Fiction Writer's Workshop Read online

Page 9


  When you are acting as the compression engineer, or editor, the challenge is to compress without losing meaning, or without violating the spirit of the exchange. Don't add details. Just use the words in front of you. You may heighten voice or tinker with pace. These changes are a must. But press on the original dialogue until there are only five-word exchanges left. The original writer should reread his dialogue with the compression engineer, each taking a voice. The two of them together will more than likely find even more places to cut and compress.

  Look at the Sunday comics. Everybody's got a bubble of her own, and words crowd it to the max. Every page, bubble after bubble.
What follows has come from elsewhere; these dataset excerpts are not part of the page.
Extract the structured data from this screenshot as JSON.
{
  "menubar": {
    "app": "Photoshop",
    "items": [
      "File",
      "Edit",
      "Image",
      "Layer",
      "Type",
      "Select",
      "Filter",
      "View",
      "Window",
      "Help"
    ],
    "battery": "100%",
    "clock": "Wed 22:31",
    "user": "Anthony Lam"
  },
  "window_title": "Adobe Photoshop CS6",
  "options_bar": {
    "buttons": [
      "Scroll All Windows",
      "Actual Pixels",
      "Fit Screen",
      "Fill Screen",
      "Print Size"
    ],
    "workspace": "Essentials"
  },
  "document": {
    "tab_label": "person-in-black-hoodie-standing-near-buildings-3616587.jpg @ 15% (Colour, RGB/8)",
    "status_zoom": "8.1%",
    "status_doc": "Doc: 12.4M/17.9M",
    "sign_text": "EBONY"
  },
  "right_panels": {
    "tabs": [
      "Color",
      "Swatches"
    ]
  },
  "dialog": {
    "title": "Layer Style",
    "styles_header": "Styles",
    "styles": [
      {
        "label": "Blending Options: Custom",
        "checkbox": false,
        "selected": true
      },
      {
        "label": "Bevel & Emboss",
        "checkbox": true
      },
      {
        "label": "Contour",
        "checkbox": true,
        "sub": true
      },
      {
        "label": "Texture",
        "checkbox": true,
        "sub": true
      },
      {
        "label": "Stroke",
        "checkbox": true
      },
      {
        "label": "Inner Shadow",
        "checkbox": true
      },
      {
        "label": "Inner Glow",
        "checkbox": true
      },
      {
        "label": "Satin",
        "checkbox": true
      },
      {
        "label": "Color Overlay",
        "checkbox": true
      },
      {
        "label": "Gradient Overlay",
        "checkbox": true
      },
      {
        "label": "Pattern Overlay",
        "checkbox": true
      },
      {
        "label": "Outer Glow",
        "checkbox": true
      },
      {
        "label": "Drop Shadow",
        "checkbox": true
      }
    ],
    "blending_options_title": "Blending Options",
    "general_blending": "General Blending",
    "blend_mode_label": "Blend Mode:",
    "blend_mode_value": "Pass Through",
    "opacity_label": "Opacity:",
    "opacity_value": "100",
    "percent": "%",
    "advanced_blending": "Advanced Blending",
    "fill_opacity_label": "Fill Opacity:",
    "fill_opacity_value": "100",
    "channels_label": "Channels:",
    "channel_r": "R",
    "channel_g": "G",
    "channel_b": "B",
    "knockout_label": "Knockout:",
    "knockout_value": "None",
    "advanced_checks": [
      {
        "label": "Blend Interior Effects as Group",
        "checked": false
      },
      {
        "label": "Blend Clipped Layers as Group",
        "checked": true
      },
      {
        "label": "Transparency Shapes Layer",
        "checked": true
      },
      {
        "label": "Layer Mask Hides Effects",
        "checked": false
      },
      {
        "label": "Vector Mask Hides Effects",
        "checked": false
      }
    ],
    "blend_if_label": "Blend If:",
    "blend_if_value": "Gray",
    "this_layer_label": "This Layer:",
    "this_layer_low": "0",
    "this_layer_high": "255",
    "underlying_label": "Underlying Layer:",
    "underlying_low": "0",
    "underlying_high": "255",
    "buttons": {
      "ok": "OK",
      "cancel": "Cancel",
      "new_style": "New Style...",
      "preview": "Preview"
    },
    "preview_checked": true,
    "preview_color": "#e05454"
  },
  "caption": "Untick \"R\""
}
In the really talky strips—the serials such as "Rex Morgan, M.D." and "The Phantom"—many of the panels have more than one bubble in each. It's a bubble-rama. Everyone talking, filling his bubble. More than that, every panel and every bubble has a purpose: the setup, the buildup, the punch line and the reaction. Crystal clear. Some artists even manipulate these bubbles for each stage of the process. Considerate bastards.

  The dialogue in Sunday comic strips is worth studying. It barrels forward because it must. In the serials, exposition is a part of every exchange; readers have to tune in the tensions quickly. Therefore, each exchange is likely to begin with a reminder ("You may have Kat lied up in the backseat of you car, but you've forgotten that I've had a set of spare keys since our run-in with Dr. Develin!") and end with an unresolved crisis ("Have you mentioned that to Red?"). This stuff could never work in fiction, except as camp, but then again, fiction writers don't have to ink all those bubbles either.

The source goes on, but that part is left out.